Ralph E. Moore
USS West Virginia
Ralph Moore was a Pearl Harbor Survivor stationed on the USS West Virginia. He was on shore when the attack began and he helped pull survivors from the water. He served throughout the war in the Pacific in campaigns including the landings at Iwo Jima.
August 26, 2003
Ralph Edgar Moore
My father was about 17 yrs old when he joined the US Navy [ he was born 3/14/20 and entered into service 3/14/37 [ He had to get special permission, according to my mother, Genevieve Moore, from his parents to join the Navy at so young an age. ].
He served on the USS West Virginia from 1937 thru 1941 , and was a crewmember on the USS West Virginia when it was attacked in Pearl Harbor on Dec. 7, 1941 . I know that he operated one of the launches that would ferry crew back and forth from the ship to the shore, and that he was also acted as an MP for a time, though I don’t know what his duty was the day of the attack. I do know that he was not on board at the time of the attack, but helped to pull bodies out of the water after the attack took place.
Sometime after the attack, he was transferred to the USS Cummings, and later to the USS Raleigh, as well as the USS Dobin, USS Whitney, and finally the USS Rigel, though I do not know the dates of service on these ships. He was a boxer [ middleweight or light heavyweight ] during the war [ I think my mother mentioned he was in competition for the 7th fleet title ], but I do not know what ship(s) he represented, or how far he went in the boxing competition.
During the war, he was in charge of a landing craft bringing men to the beachfront [ I assume under fire ] . I was told by my mother, that once, while the and his shipmates were watching a movie on an island, a bullet passed very close to him, striking, and killing, an officer sitting in the row in front of him. It turned out to be a Japanese sniper in a tree, who was killed soon after.

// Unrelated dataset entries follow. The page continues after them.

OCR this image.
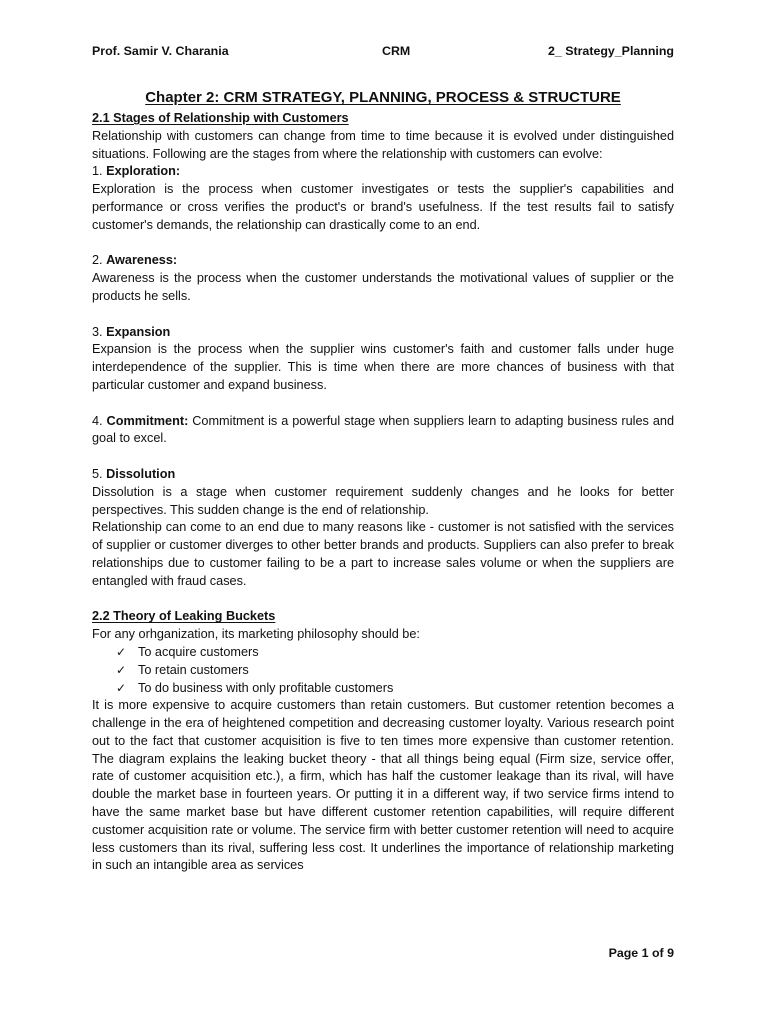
Prof. Samir V. Charania	CRM	2_ Strategy_Planning
Chapter 2: CRM STRATEGY, PLANNING, PROCESS & STRUCTURE
2.1 Stages of Relationship with Customers

Relationship with customers can change from time to time because it is evolved under distinguished situations. Following are the stages from where the relationship with customers can evolve:

1. Exploration:

Exploration is the process when customer investigates or tests the supplier's capabilities and performance or cross verifies the product's or brand's usefulness. If the test results fail to satisfy customer's demands, the relationship can drastically come to an end.

2. Awareness:

Awareness is the process when the customer understands the motivational values of supplier or the products he sells.

3. Expansion

Expansion is the process when the supplier wins customer's faith and customer falls under huge interdependence of the supplier. This is time when there are more chances of business with that particular customer and expand business.

4. Commitment: Commitment is a powerful stage when suppliers learn to adapting business rules and goal to excel.

5. Dissolution

Dissolution is a stage when customer requirement suddenly changes and he looks for better perspectives. This sudden change is the end of relationship.

Relationship can come to an end due to many reasons like - customer is not satisfied with the services of supplier or customer diverges to other better brands and products. Suppliers can also prefer to break relationships due to customer failing to be a part to increase sales volume or when the suppliers are entangled with fraud cases.

2.2 Theory of Leaking Buckets

For any orhganization, its marketing philosophy should be:

✓ To acquire customers
✓ To retain customers
✓ To do business with only profitable customers

It is more expensive to acquire customers than retain customers. But customer retention becomes a challenge in the era of heightened competition and decreasing customer loyalty. Various research point out to the fact that customer acquisition is five to ten times more expensive than customer retention. The diagram explains the leaking bucket theory - that all things being equal (Firm size, service offer, rate of customer acquisition etc.), a firm, which has half the customer leakage than its rival, will have double the market base in fourteen years. Or putting it in a different way, if two service firms intend to have the same market base but have different customer retention capabilities, will require different customer acquisition rate or volume. The service firm with better customer retention will need to acquire less customers than its rival, suffering less cost. It underlines the importance of relationship marketing in such an intangible area as services

Page 1 of 9
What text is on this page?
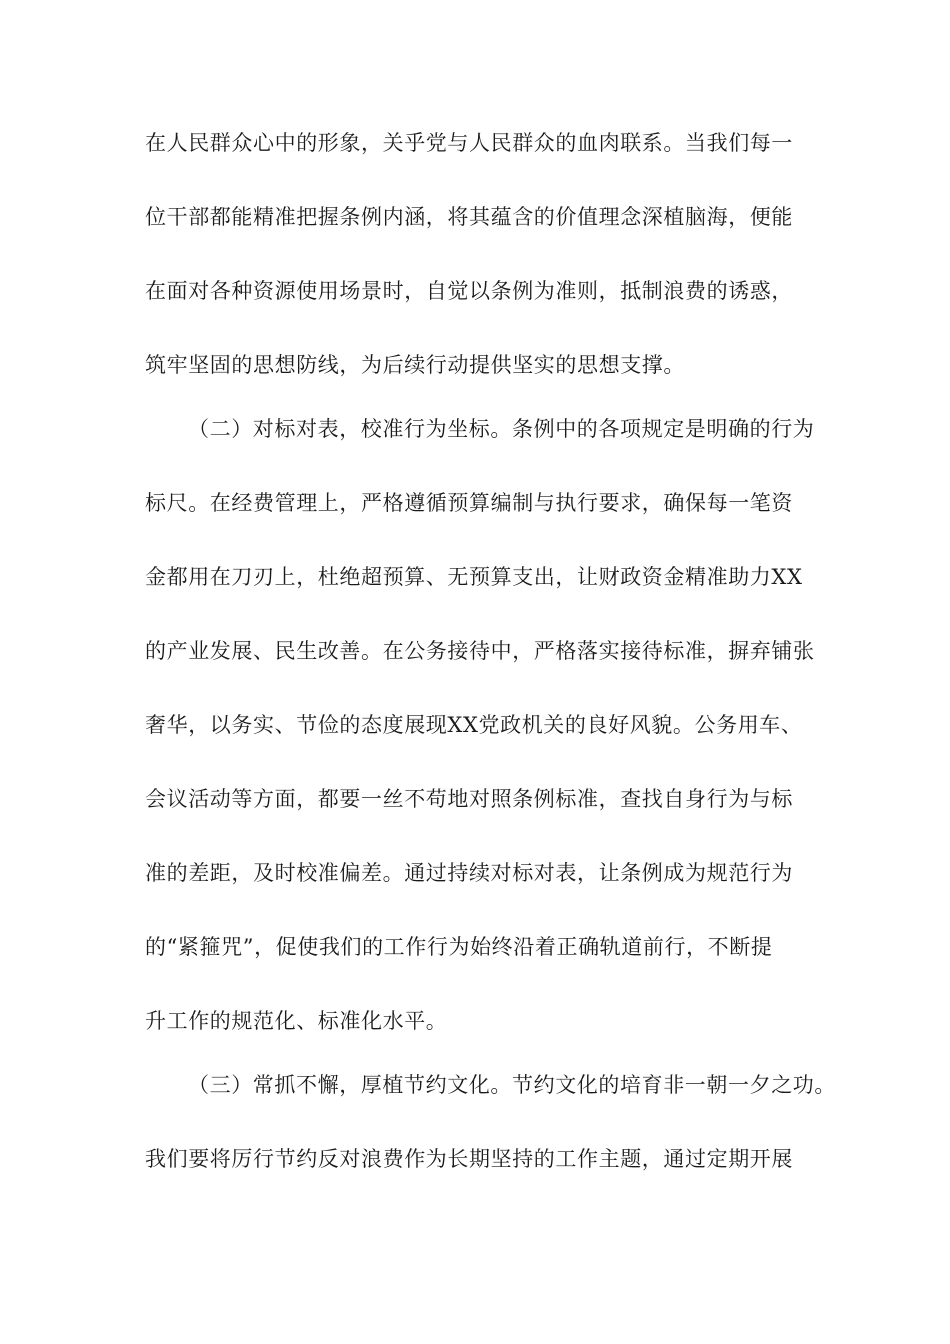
在人民群众心中的形象，关乎党与人民群众的血肉联系。当我们每一
位干部都能精准把握条例内涵，将其蕴含的价值理念深植脑海，便能
在面对各种资源使用场景时，自觉以条例为准则，抵制浪费的诱惑，
筑牢坚固的思想防线，为后续行动提供坚实的思想支撑。
（二）对标对表，校准行为坐标。条例中的各项规定是明确的行为
标尺。在经费管理上，严格遵循预算编制与执行要求，确保每一笔资
金都用在刀刃上，杜绝超预算、无预算支出，让财政资金精准助力XX
的产业发展、民生改善。在公务接待中，严格落实接待标准，摒弃铺张
奢华，以务实、节俭的态度展现XX党政机关的良好风貌。公务用车、
会议活动等方面，都要一丝不苟地对照条例标准，查找自身行为与标
准的差距，及时校准偏差。通过持续对标对表，让条例成为规范行为
的“紧箍咒”，促使我们的工作行为始终沿着正确轨道前行，不断提
升工作的规范化、标准化水平。
（三）常抓不懈，厚植节约文化。节约文化的培育非一朝一夕之功。
我们要将厉行节约反对浪费作为长期坚持的工作主题，通过定期开展
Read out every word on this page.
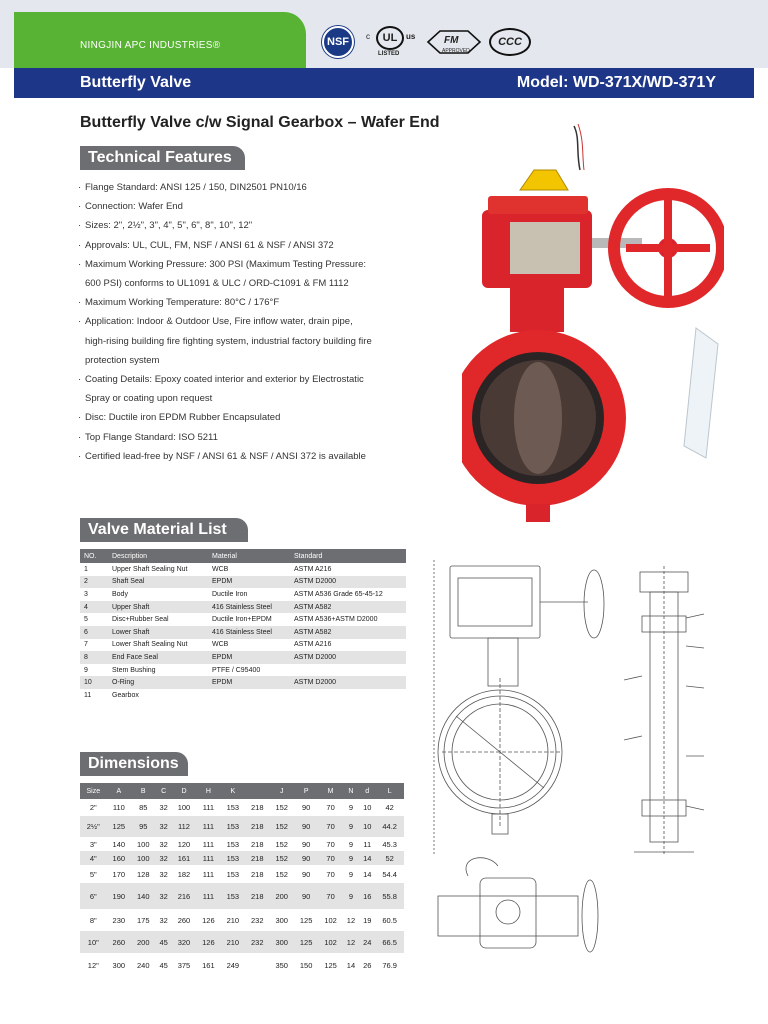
NINGJIN APC INDUSTRIES®	NSF	c	UL	us
LISTED
FM
APPROVED
CCC
Butterfly Valve	Model: WD-371X/WD-371Y
Butterfly Valve c/w Signal Gearbox – Wafer End
Technical Features
· Flange Standard: ANSI 125 / 150, DIN2501 PN10/16
· Connection: Wafer End
· Sizes: 2", 2½", 3", 4", 5", 6", 8", 10", 12"
· Approvals: UL, CUL, FM, NSF / ANSI 61 & NSF / ANSI 372
· Maximum Working Pressure: 300 PSI (Maximum Testing Pressure:
600 PSI) conforms to UL1091 & ULC / ORD-C1091 & FM 1112
· Maximum Working Temperature: 80°C / 176°F
· Application: Indoor & Outdoor Use, Fire inflow water, drain pipe,
high-rising building fire fighting system, industrial factory building fire
protection system
· Coating Details: Epoxy coated interior and exterior by Electrostatic
Spray or coating upon request
· Disc: Ductile iron EPDM Rubber Encapsulated
· Top Flange Standard: ISO 5211
· Certified lead-free by NSF / ANSI 61 & NSF / ANSI 372 is available
Valve Material List
NO.	Description	Material	Standard
1	Upper Shaft Sealing Nut	WCB	ASTM A216
2	Shaft Seal	EPDM	ASTM D2000
3	Body	Ductile Iron	ASTM A536 Grade 65-45-12
4	Upper Shaft	416 Stainless Steel	ASTM A582
5	Disc+Rubber Seal	Ductile Iron+EPDM	ASTM A536+ASTM D2000
6	Lower Shaft	416 Stainless Steel	ASTM A582
7	Lower Shaft Sealing Nut	WCB	ASTM A216
8	End Face Seal	EPDM	ASTM D2000
9	Stem Bushing	PTFE / C95400	
10	O-Ring	EPDM	ASTM D2000
11	Gearbox		
Dimensions
Size	A	B	C	D	H	K		J	P	M	N	d	L
2"	110	85	32	100	111	153	218	152	90	70	9	10	42
2½"	125	95	32	112	111	153	218	152	90	70	9	10	44.2
3"	140	100	32	120	111	153	218	152	90	70	9	11	45.3
4"	160	100	32	161	111	153	218	152	90	70	9	14	52
5"	170	128	32	182	111	153	218	152	90	70	9	14	54.4
6"	190	140	32	216	111	153	218	200	90	70	9	16	55.8
8"	230	175	32	260	126	210	232	300	125	102	12	19	60.5
10"	260	200	45	320	126	210	232	300	125	102	12	24	66.5
12"	300	240	45	375	161	249		350	150	125	14	26	76.9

He also was present when the large guns were fired on at least one of the ships, and was subjected to the loud sound they produce [ sometimes did not get his ‘ hearing protection’ on in time between firings ] . He had to have surgery on some nerves running behind one of his ears, because of the pain and migraines he experienced, and I was told by my mother that you could touch him on that side of his head, and he would not feel a thing.
He was discharged in March, 1947 , from the Navy. He worked at various jobs. One job was a painter on the Oakland Bay Bridge. He could walk the ‘suspension cables’ [ something I couldn’t do, I am not fond of ‘heights’ ]. Once, he was asked to go up to help get a jumper down from the bridge.
For his service to his country, and the sacrifices he made, I consider him a Hero…..too bad he passed away so young [ 1965 ] , I never got to know him very well.